The 2009 tax breaks President Barack Obama signed into law should have bolstered many small businesses. Instead two years later, there is still confusion, and according to many, underutilized opportunities. Most small businesses agree that the Recovery Act’s impact is difficult to quantify.
While a number of companies credit their survival during the turbulence of the past two years to the Recovery and Reinvestment Act, many are skeptical. They contend that the law – over a thousand pages — is onerous and limited in many areas where they were hoping to see more.
Most small businesses believe that large, public companies benefitted the most from the stimulus package. 70% believe that the package made little difference for their business according to a survey conducted last year by Discover Financial Services.
“For many small business owners, this stimulus package, which cracked the lid on credit access, plus new tax breaks and contracting opportunities, is just too unmanageable.” said Achim Neumann, President of A. Neumann Associates. “Without the right resources, it’s tough to research and understand all the available options.”
According to the Recovery Accountability and Transparency Board, approximately 92% of the funds are available for use. Obama administrators say there has been a positive effect, and the SBA contends that tens of thousands of small companies benefit from loans, federal contracts and from tax breaks.

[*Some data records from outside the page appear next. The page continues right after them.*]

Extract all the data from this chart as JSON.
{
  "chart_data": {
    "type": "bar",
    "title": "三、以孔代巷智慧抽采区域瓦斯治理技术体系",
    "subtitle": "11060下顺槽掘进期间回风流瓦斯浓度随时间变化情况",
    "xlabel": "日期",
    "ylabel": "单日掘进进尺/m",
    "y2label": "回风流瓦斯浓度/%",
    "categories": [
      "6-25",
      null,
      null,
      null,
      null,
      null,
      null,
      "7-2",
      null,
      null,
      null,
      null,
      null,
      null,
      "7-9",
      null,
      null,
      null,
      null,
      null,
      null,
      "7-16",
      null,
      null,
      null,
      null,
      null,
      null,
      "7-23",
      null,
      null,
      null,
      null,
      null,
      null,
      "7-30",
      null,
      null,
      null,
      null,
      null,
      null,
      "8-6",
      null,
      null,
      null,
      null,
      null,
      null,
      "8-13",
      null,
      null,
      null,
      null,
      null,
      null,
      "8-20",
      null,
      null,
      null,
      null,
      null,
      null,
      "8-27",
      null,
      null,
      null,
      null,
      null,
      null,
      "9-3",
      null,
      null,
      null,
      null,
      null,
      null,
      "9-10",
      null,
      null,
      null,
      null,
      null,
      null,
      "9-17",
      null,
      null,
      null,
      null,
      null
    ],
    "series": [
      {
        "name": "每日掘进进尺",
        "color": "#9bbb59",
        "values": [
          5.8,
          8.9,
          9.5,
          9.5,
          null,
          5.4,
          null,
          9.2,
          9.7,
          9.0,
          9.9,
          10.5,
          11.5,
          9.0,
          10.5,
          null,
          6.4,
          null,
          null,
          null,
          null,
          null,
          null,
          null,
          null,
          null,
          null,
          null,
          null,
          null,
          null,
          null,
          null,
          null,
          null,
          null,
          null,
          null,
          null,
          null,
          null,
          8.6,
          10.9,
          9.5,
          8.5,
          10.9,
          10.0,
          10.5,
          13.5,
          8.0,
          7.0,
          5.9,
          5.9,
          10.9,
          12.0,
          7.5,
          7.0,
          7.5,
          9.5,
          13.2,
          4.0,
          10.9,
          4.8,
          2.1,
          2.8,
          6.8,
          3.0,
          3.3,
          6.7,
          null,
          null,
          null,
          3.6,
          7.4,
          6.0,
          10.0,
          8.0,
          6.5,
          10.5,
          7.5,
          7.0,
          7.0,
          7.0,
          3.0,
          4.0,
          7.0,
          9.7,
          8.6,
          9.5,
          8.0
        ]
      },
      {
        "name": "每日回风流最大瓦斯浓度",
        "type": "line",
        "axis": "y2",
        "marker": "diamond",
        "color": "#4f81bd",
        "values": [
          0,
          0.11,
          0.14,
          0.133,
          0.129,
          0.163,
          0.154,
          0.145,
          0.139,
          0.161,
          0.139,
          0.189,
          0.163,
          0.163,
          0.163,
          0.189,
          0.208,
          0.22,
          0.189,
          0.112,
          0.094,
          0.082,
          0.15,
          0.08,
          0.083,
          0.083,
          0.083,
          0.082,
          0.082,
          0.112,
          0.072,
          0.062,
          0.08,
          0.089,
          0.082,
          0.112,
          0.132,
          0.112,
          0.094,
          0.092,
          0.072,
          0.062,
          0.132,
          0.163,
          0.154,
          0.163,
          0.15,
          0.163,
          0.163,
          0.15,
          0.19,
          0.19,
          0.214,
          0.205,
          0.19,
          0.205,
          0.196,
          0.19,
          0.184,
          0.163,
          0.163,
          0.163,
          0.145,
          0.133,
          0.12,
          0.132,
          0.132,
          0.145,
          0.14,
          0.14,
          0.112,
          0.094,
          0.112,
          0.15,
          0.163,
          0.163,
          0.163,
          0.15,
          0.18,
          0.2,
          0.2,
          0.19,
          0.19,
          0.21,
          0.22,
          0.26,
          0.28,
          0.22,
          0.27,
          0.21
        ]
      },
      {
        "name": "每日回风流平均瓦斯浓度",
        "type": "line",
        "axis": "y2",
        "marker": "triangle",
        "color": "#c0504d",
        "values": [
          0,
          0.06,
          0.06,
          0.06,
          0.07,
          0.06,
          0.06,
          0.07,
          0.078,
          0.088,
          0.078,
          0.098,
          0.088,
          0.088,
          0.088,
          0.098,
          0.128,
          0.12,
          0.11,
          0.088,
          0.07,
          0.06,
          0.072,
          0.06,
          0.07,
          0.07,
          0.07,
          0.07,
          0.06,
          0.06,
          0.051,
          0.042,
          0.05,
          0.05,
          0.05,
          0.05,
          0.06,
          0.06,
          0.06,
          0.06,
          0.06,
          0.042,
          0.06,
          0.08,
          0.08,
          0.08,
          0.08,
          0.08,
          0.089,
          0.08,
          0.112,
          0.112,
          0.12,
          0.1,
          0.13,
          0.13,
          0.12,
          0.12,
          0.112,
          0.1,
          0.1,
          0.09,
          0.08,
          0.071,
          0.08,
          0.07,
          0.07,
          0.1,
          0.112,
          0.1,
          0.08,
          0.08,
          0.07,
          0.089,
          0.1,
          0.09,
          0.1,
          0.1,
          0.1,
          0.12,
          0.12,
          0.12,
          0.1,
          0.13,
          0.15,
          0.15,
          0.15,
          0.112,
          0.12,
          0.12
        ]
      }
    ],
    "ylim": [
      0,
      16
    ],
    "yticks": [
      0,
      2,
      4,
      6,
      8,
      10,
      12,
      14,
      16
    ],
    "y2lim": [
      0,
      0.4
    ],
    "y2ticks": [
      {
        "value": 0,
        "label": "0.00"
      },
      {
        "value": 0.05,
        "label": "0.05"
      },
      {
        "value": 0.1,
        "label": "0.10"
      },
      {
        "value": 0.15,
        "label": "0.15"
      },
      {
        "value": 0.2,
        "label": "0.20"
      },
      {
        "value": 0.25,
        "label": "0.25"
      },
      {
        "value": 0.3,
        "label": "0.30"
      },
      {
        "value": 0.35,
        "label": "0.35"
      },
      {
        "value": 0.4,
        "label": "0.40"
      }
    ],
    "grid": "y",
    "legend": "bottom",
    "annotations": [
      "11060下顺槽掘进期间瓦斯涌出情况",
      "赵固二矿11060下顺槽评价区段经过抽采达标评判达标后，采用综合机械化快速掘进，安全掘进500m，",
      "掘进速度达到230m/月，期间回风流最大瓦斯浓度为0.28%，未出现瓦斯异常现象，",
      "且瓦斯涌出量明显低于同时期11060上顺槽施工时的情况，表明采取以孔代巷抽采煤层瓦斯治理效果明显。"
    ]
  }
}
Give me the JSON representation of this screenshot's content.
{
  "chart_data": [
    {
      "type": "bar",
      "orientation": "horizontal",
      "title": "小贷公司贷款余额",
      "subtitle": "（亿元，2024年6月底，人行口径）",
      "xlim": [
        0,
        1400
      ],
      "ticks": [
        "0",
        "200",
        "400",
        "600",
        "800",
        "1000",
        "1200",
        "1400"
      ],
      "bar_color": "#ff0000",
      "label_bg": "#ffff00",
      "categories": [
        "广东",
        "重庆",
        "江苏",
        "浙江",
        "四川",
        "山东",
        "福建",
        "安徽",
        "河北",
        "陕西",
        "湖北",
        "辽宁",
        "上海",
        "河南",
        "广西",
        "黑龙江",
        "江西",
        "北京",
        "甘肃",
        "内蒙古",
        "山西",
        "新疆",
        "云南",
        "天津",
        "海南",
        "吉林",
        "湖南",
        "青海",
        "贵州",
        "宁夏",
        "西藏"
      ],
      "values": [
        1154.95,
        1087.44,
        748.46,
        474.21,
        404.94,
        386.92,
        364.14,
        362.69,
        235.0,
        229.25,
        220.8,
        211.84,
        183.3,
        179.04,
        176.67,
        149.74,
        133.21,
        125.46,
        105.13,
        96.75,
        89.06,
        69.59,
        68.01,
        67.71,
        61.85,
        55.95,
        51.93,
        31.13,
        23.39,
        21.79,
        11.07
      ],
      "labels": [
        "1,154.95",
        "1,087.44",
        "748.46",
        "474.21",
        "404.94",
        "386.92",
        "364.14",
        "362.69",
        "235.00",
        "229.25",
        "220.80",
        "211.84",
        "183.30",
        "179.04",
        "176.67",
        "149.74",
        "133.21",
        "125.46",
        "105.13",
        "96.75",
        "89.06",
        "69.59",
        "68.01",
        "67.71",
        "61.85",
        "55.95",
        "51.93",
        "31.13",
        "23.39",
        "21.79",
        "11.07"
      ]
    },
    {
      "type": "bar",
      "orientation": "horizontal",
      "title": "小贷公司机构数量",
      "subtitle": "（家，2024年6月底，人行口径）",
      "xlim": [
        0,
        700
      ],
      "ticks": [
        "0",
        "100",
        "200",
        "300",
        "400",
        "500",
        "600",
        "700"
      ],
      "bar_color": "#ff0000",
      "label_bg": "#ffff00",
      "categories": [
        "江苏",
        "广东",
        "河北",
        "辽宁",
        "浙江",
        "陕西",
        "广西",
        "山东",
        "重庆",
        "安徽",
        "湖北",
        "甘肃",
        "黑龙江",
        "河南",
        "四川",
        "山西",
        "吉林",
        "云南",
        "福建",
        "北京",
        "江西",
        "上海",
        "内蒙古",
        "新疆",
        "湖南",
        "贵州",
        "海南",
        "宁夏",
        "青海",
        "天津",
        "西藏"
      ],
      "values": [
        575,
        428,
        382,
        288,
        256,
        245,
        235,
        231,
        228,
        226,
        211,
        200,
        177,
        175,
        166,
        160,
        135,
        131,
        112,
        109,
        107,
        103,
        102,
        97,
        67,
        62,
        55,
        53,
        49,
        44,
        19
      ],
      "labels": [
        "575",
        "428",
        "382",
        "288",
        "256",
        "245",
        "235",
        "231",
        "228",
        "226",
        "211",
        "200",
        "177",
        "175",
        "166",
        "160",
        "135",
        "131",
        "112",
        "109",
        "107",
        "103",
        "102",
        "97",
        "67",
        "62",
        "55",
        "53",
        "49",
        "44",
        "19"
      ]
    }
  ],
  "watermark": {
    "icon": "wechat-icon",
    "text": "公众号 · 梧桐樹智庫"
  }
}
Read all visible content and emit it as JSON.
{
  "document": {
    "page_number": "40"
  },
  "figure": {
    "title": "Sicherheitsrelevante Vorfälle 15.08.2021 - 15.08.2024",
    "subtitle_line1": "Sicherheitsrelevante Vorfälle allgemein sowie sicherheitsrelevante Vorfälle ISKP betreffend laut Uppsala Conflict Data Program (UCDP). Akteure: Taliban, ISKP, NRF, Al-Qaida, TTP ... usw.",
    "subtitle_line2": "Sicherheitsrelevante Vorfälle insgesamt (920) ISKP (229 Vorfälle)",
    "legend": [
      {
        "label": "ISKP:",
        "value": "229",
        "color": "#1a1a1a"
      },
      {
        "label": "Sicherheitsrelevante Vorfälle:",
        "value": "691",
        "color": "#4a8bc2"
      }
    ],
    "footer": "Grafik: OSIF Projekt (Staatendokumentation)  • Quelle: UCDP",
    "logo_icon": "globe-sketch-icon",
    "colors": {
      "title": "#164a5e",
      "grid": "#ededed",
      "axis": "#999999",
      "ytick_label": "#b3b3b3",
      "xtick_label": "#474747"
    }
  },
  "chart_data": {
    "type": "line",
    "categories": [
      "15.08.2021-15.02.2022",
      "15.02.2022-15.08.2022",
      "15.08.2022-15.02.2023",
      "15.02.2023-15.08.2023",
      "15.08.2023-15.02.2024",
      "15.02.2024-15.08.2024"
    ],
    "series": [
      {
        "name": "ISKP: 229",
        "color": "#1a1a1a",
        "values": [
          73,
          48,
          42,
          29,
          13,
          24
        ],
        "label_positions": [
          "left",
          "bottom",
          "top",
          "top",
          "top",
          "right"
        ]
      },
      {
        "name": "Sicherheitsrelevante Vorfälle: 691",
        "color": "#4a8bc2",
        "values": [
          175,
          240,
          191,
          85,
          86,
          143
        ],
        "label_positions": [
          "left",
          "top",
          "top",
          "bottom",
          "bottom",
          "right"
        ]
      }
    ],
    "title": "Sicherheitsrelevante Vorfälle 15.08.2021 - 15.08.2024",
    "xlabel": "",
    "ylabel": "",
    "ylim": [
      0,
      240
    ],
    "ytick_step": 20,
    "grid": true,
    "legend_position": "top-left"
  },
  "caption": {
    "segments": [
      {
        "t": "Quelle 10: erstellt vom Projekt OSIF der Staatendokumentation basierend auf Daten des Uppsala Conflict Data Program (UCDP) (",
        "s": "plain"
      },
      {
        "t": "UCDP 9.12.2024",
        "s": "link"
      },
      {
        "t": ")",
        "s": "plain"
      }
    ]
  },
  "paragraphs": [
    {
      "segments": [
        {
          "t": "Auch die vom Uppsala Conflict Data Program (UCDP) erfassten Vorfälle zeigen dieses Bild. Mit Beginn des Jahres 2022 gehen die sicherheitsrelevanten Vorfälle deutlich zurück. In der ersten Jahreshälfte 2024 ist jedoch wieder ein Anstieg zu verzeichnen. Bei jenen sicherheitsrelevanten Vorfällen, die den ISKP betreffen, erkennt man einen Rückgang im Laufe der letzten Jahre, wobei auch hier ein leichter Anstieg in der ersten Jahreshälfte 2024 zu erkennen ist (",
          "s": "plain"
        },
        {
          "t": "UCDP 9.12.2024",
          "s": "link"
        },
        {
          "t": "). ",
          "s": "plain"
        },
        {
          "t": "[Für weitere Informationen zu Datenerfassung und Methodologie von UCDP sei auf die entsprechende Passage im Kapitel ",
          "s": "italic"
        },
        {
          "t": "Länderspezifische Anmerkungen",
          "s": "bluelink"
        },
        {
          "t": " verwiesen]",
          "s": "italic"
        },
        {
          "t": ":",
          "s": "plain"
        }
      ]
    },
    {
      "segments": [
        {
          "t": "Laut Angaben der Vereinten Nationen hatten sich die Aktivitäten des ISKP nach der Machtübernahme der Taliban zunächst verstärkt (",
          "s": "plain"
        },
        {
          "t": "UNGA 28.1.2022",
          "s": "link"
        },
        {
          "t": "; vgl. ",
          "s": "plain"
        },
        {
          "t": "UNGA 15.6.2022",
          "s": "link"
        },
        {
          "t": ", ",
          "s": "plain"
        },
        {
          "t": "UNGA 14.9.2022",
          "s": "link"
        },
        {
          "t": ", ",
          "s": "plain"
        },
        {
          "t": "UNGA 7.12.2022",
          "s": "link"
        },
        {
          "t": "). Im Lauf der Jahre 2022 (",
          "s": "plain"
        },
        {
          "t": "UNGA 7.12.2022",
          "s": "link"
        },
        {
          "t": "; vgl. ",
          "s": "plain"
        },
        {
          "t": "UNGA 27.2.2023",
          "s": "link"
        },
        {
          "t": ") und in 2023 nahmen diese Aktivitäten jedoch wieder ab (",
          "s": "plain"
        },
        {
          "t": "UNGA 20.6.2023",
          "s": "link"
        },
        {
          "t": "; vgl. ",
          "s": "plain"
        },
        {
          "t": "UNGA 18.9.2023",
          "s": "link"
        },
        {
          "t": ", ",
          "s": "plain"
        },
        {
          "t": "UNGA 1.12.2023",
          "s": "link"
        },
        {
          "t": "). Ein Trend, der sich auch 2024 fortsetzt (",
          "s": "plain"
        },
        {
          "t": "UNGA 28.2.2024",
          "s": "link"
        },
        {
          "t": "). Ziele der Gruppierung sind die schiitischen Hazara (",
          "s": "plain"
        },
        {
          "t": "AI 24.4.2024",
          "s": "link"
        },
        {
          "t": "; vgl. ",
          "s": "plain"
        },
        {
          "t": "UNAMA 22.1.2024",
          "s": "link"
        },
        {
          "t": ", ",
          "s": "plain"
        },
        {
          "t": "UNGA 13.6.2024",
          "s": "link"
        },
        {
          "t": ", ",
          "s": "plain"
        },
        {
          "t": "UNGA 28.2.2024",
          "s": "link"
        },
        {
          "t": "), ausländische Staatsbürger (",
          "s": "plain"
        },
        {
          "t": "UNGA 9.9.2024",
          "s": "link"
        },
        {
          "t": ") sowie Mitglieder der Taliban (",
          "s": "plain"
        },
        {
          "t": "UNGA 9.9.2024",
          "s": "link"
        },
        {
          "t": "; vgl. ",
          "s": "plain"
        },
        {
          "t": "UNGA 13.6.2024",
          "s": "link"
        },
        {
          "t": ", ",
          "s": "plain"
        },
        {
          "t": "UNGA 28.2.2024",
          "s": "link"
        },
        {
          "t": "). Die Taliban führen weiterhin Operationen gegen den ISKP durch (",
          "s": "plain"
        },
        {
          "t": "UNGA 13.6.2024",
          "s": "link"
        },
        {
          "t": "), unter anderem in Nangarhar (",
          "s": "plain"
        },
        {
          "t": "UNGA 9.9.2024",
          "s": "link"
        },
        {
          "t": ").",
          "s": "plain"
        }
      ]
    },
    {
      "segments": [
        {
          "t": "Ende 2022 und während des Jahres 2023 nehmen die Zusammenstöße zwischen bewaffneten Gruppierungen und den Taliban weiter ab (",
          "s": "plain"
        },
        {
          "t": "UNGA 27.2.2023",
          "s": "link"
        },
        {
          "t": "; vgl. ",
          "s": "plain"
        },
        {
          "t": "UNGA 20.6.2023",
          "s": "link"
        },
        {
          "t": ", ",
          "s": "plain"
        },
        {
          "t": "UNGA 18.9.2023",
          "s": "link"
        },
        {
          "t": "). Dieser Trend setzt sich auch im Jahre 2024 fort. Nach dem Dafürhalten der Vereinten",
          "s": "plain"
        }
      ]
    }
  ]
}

Many small business tax provisions have under the new laws, been extended and some revived multiple times. And, many new government contracts were issued through the end of September.
Between February 2009 and August 2010, the SBA approved $22 billion in small business stimulus loans. As part of the package, fees were eliminated on SBA loans, and the guarantee level rose from 75% to 90%.
According to Neumann, “SBA-backed loans afford many benefits for business owners, not the least of which includes hiring workers and financing capital improvements in order to expand.”
The stimulus has created a few tax breaks for business owners, such as a carry back provision that allows them to apply losses to taxes paid on profits up to five years ago, presenting a refund opportunity.
The law also increased a deduction for equipment expensing and extended a tax credit for hiring veterans and high school dropouts. However, a common small business complaint is that the tax breaks didn’t offer immediate relief. Many had to wait until they filed their returns in order to get many of the benefits.